The suits were based on the questionable notion that making files available in directories through peer-to-peer software like KaZaa was a violation of the copyright of the owner of the works. The RIAA was not going after people downloading music, or even people who had sent a file to someone else, but rather the set of people who had shared directories with files that looked like music and were available for public perusal.

This was problematic because the copyright statute doesn’t actually say anything about “making available.” The right to control who distributes one’s work is one of the rights granted to authors by the statute, but the RIAA had no evidence that file sharers had actually distributed the files, just that they had made them available and that the files could potentially be distributed.

Consequently, the RIAA had to argue that “making available” was actually part of the copyright statute when it wasn’t. When the handful of suits (out of 35,000) made it to court, some Judges started to realize this, and through the selfless and amazing work of Ray Beckerman, the legal community slowly turned against the prosecution.

All in all, the RIAA’s campaign to sue their own customers was a disaster. CD sales continued to plummet and filesharing’s popularity only increased. This is not to mention the public relations catastrophe the industry now faces. Musicians hate being associated with large corporations that the public perceives as evil, and more substantively, musicians have not seen any of the settlement monies the RIAA has been collecting on their behalf.

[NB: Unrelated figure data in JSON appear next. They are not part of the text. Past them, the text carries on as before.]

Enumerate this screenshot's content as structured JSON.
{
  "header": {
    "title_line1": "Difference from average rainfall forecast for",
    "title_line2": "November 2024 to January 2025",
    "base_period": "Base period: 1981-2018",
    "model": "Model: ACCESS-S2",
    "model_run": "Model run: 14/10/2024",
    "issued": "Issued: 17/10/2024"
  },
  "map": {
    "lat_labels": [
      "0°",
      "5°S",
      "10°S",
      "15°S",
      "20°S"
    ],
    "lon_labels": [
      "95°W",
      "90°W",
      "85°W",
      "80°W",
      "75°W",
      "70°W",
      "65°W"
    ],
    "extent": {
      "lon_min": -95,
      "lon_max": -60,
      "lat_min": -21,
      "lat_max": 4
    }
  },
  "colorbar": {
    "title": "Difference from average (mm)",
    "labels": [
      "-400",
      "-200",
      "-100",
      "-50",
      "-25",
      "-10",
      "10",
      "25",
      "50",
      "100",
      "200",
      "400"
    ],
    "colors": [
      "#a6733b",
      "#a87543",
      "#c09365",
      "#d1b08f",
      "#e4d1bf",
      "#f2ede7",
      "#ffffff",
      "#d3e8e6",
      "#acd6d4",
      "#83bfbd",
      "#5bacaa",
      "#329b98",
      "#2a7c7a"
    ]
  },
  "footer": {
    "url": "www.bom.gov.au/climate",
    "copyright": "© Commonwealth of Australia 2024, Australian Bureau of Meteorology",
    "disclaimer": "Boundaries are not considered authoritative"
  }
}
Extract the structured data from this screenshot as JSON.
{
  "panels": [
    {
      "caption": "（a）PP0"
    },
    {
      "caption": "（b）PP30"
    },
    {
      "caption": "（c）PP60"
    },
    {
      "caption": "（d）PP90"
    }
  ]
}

THE RIAA TOOK MY MUSIC AWAY

The RIAA is claiming that the campaign “was successful in raising the public’s awareness that file-sharing is illegal” which is demonstrates a gross misunderstanding of the law and technology.

So what is next? The RIAA claims that they will be making deals with ISPs to institute something roughly similar to a 3-strikes and you’re out policy against file sharers. The terms and details of these agreements are not flushed out (and will probably never be made available to the public), but on some level, this is a less vicious form of negotiation with the technical realities their industry is facing.

But there is already evidence of ISPs acting in haste to dismantle legal file sharing outfits. TorrentFreak has a story about an open source software tracker having their service revoked by their ISP because they were accused of hosting an illegal torrent of the game Command and Conquer. YouTube already engages in auto-take-downs of videos that are supposedly infringing.

I’m a huge fan of the site LegalTorrents.com and have used it for distributing the uncompressed (~1gb) versions of two Creative Commons videos, A Shared Culture and Media That Matters: A CC Case Study. Because everything on LegalTorrents is free to share (under an appropriate CC or similar public license), it is the perfect counterexample to the RIAA’s claim that file sharing is inherently illegal.

Put another way, file sharing in and of itself is not illegal (just as crowbars in and of themselves are not illegal) and sites like LegalTorrents demonstrate this. We should not let the RIAA use the fact that they’ve abandoned their campaign as a positive cover to privately intimidate ISPs into breaking the Internet.

More importantly, we should keep the pressure on ISPs about preserving network neutrality. When used on the public net and ISPs, deep packet inspection filtering and application layer filtering are violations of network neutrality and if the RIAA is successful in pushing these technologies as “solutions” to the file sharing problem, we are going to have a much larger problem on our hands than 35,000 dispersed lawsuits.